The Mandalorian and Grogu : un épisode qui questionne la place des personnages féminins

Image d'illustration. The Mandalorian and GroguDisney / PR-ADN
Le nouveau film Star Wars divise déjà, mais un autre point crispe encore plus: sa représentation des femmes, jugée très en retrait.
En bref
- Le film The Mandalorian and Grogu ne réussit pas le test de Bechdel, car il ne montre pas deux femmes nommées qui parlent entre elles d’autre chose que d’un homme.
- Les personnages féminins restent peu présents et secondaires, même si Colonel Ward (Sigourney Weaver) occupe un rôle visible dans l’histoire.
- Cette absence de dialogue entre femmes et ce déséquilibre global dans la représentation féminine contrastent avec l’héritage de Star Wars, souvent plus riche en personnages féminins marquants.
Le vrai caillou dans la botte de The Mandalorian and Grogu, ce n’est pas seulement son accueil partagé. C’est aussi un point bien plus basique, et franchement difficile à ignorer pour une saga de cette taille: le film échoue au test de Bechdel.
Un test simple, et pourtant raté
Créé en 1985 par la dessinatrice et autrice Alison Bechdel, ce test repose sur une règle très simple. Pour le réussir, une œuvre doit au moins montrer deux femmes nommées qui se parlent entre elles d’autre chose qu’un homme.
Sur le papier, le seuil paraît presque minimal. Et pourtant, le nouveau film de Star Wars ne le franchit même pas. D’après les éléments mis en avant par ses détracteurs, The Mandalorian and Grogu ne propose pas deux personnages féminins identifiés ayant ce type d’échange. Résultat, le film rate un indicateur vieux de plusieurs décennies, là où on pouvait attendre mieux d’une franchise aussi installée.
Peu de femmes vraiment présentes à l’écran
Dans le long métrage, la femme la plus visible est Colonel Ward, incarnée par Sigourney Weaver. Le personnage occupe un rang élevé au sein de la Nouvelle République, ce qui lui donne une présence notable dans l’histoire.
Mais derrière elle, le constat se complique vite.
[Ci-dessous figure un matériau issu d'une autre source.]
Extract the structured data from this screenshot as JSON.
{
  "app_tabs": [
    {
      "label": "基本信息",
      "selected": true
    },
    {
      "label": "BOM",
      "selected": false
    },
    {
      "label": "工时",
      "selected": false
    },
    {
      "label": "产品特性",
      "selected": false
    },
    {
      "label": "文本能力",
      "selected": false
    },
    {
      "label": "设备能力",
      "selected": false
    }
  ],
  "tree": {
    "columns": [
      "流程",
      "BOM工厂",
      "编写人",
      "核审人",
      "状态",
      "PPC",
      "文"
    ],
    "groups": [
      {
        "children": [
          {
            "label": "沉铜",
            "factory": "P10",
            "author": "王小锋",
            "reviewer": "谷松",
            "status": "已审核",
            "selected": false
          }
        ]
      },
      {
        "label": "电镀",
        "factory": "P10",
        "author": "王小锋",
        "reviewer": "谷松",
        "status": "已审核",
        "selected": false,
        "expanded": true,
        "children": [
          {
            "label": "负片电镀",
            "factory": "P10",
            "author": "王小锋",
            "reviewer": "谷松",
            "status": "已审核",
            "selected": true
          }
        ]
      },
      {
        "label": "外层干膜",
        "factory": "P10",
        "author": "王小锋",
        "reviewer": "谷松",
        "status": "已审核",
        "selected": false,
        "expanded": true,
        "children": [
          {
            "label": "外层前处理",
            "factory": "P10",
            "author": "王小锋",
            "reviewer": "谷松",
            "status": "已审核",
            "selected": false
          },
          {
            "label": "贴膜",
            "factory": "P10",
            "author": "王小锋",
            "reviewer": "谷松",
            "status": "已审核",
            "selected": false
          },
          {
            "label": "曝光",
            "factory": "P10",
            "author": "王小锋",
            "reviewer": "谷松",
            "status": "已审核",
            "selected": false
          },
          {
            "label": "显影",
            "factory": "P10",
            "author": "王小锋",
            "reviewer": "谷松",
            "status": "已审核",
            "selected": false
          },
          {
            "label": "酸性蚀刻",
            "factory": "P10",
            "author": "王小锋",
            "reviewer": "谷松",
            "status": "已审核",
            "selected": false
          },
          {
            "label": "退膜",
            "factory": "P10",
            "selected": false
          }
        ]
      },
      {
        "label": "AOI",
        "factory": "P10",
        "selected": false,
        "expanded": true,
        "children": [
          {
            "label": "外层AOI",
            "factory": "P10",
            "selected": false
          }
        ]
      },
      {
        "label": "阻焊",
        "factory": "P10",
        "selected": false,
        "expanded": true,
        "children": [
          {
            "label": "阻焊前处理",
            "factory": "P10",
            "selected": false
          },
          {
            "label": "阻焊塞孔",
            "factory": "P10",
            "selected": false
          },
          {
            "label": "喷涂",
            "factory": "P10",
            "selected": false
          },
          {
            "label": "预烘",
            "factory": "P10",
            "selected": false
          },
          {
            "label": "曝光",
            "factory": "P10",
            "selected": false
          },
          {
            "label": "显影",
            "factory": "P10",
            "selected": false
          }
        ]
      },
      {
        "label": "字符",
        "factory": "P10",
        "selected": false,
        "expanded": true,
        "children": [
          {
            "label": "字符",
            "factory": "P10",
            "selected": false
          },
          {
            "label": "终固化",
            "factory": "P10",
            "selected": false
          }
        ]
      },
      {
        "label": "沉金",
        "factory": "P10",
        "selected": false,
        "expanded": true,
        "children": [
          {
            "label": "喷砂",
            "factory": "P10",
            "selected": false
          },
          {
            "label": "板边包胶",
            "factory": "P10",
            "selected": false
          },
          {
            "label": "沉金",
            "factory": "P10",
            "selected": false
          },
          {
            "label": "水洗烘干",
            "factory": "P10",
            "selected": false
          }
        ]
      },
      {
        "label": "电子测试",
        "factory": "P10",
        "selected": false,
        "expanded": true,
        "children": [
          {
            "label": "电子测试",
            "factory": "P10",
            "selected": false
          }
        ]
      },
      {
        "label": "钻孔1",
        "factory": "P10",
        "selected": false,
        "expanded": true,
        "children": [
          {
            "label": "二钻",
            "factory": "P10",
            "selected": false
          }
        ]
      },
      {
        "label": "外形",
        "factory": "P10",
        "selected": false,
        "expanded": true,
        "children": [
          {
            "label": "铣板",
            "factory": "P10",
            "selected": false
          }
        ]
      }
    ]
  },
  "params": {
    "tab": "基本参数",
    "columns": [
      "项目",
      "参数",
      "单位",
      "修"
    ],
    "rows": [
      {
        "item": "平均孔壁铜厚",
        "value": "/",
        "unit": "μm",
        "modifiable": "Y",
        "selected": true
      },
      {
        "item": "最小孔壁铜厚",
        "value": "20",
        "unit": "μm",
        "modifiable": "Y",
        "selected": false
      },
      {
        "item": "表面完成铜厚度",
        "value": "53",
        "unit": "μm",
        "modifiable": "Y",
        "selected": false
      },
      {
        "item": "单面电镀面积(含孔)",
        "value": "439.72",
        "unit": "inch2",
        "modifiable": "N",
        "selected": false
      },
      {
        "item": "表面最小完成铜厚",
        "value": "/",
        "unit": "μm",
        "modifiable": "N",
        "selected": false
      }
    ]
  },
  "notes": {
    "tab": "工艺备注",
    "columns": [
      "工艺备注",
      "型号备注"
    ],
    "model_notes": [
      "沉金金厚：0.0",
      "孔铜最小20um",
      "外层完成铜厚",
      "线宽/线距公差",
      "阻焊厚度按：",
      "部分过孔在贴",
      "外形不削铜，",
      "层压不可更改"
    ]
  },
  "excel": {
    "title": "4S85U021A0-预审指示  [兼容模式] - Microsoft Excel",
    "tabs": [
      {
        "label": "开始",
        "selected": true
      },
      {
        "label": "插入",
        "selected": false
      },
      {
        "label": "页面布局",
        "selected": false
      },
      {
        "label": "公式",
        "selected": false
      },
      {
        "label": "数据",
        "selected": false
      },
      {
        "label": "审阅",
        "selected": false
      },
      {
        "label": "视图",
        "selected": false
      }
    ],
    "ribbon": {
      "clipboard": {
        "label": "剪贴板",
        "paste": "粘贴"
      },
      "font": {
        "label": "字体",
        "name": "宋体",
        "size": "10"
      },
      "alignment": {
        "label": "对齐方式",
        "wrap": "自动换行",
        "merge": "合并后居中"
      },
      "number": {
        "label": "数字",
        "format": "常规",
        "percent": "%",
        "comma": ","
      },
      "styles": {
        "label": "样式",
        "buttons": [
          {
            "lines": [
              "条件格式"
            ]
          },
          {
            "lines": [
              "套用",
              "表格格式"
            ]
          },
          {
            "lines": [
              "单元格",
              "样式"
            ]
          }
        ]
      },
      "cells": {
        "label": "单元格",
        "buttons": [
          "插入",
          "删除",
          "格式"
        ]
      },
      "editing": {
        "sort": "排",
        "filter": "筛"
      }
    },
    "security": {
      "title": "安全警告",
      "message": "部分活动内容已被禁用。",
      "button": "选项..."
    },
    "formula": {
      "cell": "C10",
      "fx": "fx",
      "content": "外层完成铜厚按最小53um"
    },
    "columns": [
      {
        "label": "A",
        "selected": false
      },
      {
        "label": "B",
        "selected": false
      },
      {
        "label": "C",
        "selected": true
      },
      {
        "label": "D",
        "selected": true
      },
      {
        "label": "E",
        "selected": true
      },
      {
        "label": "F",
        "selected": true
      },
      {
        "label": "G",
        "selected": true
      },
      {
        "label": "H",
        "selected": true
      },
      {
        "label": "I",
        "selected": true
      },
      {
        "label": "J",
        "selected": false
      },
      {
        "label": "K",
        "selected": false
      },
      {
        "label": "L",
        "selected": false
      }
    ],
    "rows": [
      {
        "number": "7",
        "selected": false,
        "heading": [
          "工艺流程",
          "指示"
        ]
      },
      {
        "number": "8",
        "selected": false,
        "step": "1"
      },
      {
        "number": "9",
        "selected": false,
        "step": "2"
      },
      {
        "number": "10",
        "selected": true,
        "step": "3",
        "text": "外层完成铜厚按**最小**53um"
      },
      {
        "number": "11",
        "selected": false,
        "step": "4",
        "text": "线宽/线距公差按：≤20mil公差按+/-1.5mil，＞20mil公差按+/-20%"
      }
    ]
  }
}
L’autre figure féminine importante mentionnée est l’une des méchantes Hutts, présentées sous l’appellation des Twins. Et c’est justement là que le déséquilibre saute aux yeux: malgré un récit centré sur Din Djarin et Grogu, rien n’imposait que l’ensemble du film soit à ce point dominé par des personnages masculins.
La critique formulée autour du film tient donc moins à un détail de casting qu’à une impression plus large. Celle d’un déséquilibre net entre hommes et femmes à l’écran. Pour une production de cette ampleur, ça fait tache.
Un signal embarrassant pour Star Wars
Ce débat prend encore plus de poids parce qu’il s’agit du premier nouveau film Star Wars en presque sept ans. L’attente était forte, et pas seulement sur le spectacle ou l’intrigue.
La saga n’a pourtant jamais manqué de personnages féminins marquants, de Princess Leia à Padmé Amidala. C’est bien ce qui rend la critique plus mordante: après près de cinquante ans d’existence, voir un nouvel épisode retomber sur une représentation aussi limitée donne l’impression d’un pas en arrière.
L’accueil du film reste partagé, entre spectateurs conquis et fans déçus par une intrigue jugée trop légère. Mais sur ce sujet précis, la remarque revient avec insistance : Star Wars peut difficilement se permettre de faire aussi peu. Et cette fois, la galaxie paraît un peu à la traîne.